I would recommend registering for the event, as it is exclusive. If you cannot register in time, you will be put on the waiting list. Regardless, go to the event early and see if you can participate, as some people make last minute cancellations. Do not overlook talking to students/new professionals too, as they are your peers. Ask if the professionals are a part of any associations and if they are looking for anyone to participate.

As you will rotate with professionals very quickly, I recommend against bringing a writing instrument or paper, but I do recommend water, as you’ll be talking a lot. They have refreshments provided.

Don’t be afraid to follow up with the professionals; if they have a LinkedIn profile, connect with them. If they have any volunteer opportunities in their organization, ask them.
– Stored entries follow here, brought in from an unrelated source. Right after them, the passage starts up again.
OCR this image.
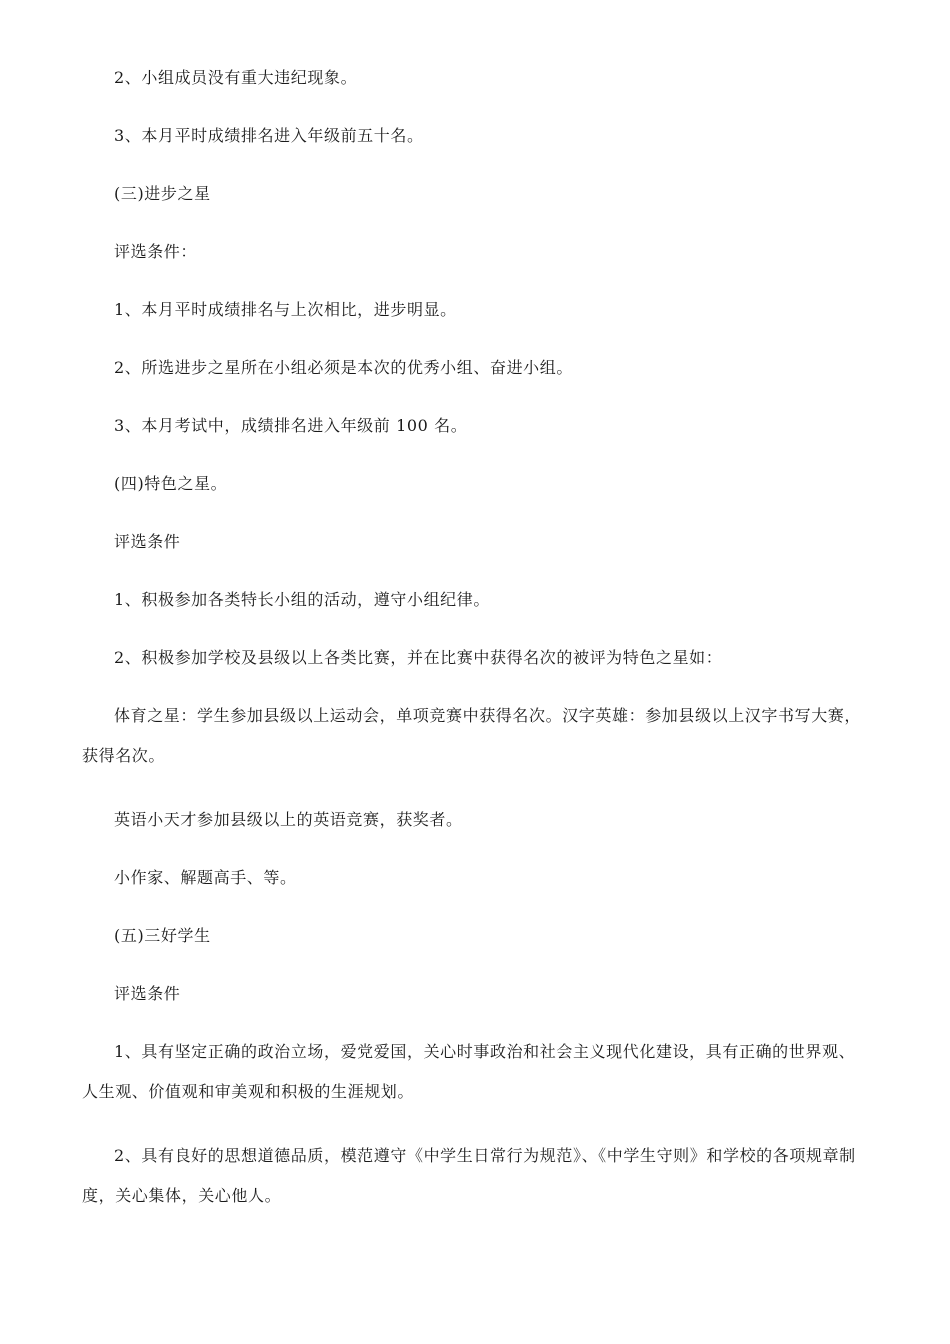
2、小组成员没有重大违纪现象。

3、本月平时成绩排名进入年级前五十名。

(三)进步之星

评选条件：

1、本月平时成绩排名与上次相比，进步明显。

2、所选进步之星所在小组必须是本次的优秀小组、奋进小组。

3、本月考试中，成绩排名进入年级前 100 名。

(四)特色之星。

评选条件

1、积极参加各类特长小组的活动，遵守小组纪律。

2、积极参加学校及县级以上各类比赛，并在比赛中获得名次的被评为特色之星如：

体育之星：学生参加县级以上运动会，单项竞赛中获得名次。汉字英雄：参加县级以上汉字书写大赛，获得名次。

英语小天才参加县级以上的英语竞赛，获奖者。

小作家、解题高手、等。

(五)三好学生

评选条件

1、具有坚定正确的政治立场，爱党爱国，关心时事政治和社会主义现代化建设，具有正确的世界观、人生观、价值观和审美观和积极的生涯规划。

2、具有良好的思想道德品质，模范遵守《中学生日常行为规范》、《中学生守则》和学校的各项规章制度，关心集体，关心他人。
After the official event, there is a mingling, where you will have the opportunity to speak to the other professionals and to the students.

Panels

1) So NOT Boring: Social Media Policy for Libraries by Anne Marie Watson and Mary Medinsky

This panel discussed the importance of defining your organization’s social media platform.
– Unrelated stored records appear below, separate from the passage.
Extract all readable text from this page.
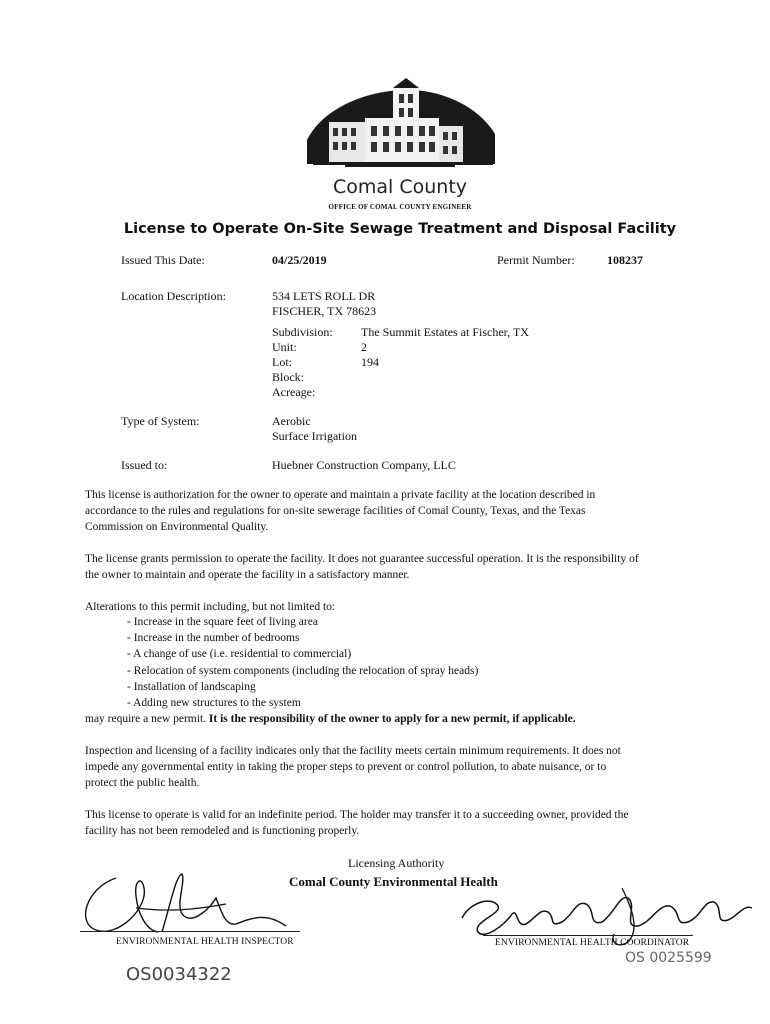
Comal County
OFFICE OF COMAL COUNTY ENGINEER
License to Operate On-Site Sewage Treatment and Disposal Facility
Issued This Date:	04/25/2019	Permit Number:	108237
Location Description:	534 LETS ROLL DR
FISCHER, TX 78623
Subdivision: The Summit Estates at Fischer, TX
Unit:	2
Lot:	194
Block:
Acreage:
Type of System:	Aerobic
Surface Irrigation
Issued to:	Huebner Construction Company, LLC
This license is authorization for the owner to operate and maintain a private facility at the location described in accordance to the rules and regulations for on-site sewerage facilities of Comal County, Texas, and the Texas Commission on Environmental Quality.
The license grants permission to operate the facility. It does not guarantee successful operation. It is the responsibility of the owner to maintain and operate the facility in a satisfactory manner.
Alterations to this permit including, but not limited to:
- Increase in the square feet of living area
- Increase in the number of bedrooms
- A change of use (i.e. residential to commercial)
- Relocation of system components (including the relocation of spray heads)
- Installation of landscaping
- Adding new structures to the system
may require a new permit. It is the responsibility of the owner to apply for a new permit, if applicable.
Inspection and licensing of a facility indicates only that the facility meets certain minimum requirements. It does not impede any governmental entity in taking the proper steps to prevent or control pollution, to abate nuisance, or to protect the public health.
This license to operate is valid for an indefinite period. The holder may transfer it to a succeeding owner, provided the facility has not been remodeled and is functioning properly.
Licensing Authority
Comal County Environmental Health
ENVIRONMENTAL HEALTH INSPECTOR	ENVIRONMENTAL HEALTH COORDINATOR
OS0034322
OS 0025599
Some of their recommendations involved knowing your audience so you can post meaningful content and asking others to review potential posts before publishing them.

They also recommend to have a proactive approach. For example, following followers or potential ones can garner exposure to your accounts. Use a contest to promote yourself.

They also highlighted resources for analytics:

Hootsuite
TweetDeck
Social Biblio
Twitter Audit

2) Supporting Multi-Campus Instruction through E-Learning by Afra Bolefski and Joanne Oud

Whilst being an instructional librarian at a university with multiple campuses, there are issues with traveling and instructing between them. Therefore, the presenters recommended various video tools that can be used for teaching.

Programs such as Skype do not suffice for instruction. They recommended tools such as Adobe Connect and Cisco Jabber. The presenters laid out the programs’
various pros and cons.

For etiquette, they suggested to test the software beforehand, dress appropriately, clean your office (as students can see it), create learning outcomes, be interactive and receive feedback.

3) #WeNeedDiverseBooks: Discussing Diversity in Children’s and Young Adult Literature by Susan Chau, Dayna Debenedet, Feather Maracle Luke and Margie Wolfe

Inspired by, but not affiliated with the official #WeNeedDiverseBooks campaign, various authors, publishers and librarians gathered to discuss the lack of diversity in books and the publishing industry.

One of the interesting points made was that if we want more diverse books published, we (librarians) must begin to promote such books with displays, activities, etc.

We have the purchasing power to send a message to publishers. We need to provide more opportunities for diverse writers and advocate for their books. Seek out local publishers who aren’t one of the Big Four.

Expo

The Expo is where publishers, schools and vendors have tables set up to talk to visitors. This is an opportunity to see the latest technology available for libraries and publications available.

Though as a student, I was not making business with the vendors, it was a great way to connect with them and see the products they offer, as you may be ordering from them in the future.

During book signings, they will actually be handing out free copies of books and advanced copies. Take advantage of it!

FIMS Alumni Reception

After I completed my volunteer shift, I attended the reception, right across the Metro Centre. I was able to meet classmates, both those working in Toronto and studying in London. It was a great way to reconnect with friends and network with Alumni.

Overall, the Super Conference was a great way to meet new people and learn about the developments in the field. Volunteering was simple and straightforward. I can’t wait to use what I’ve learned now and apply it for next year’s edition.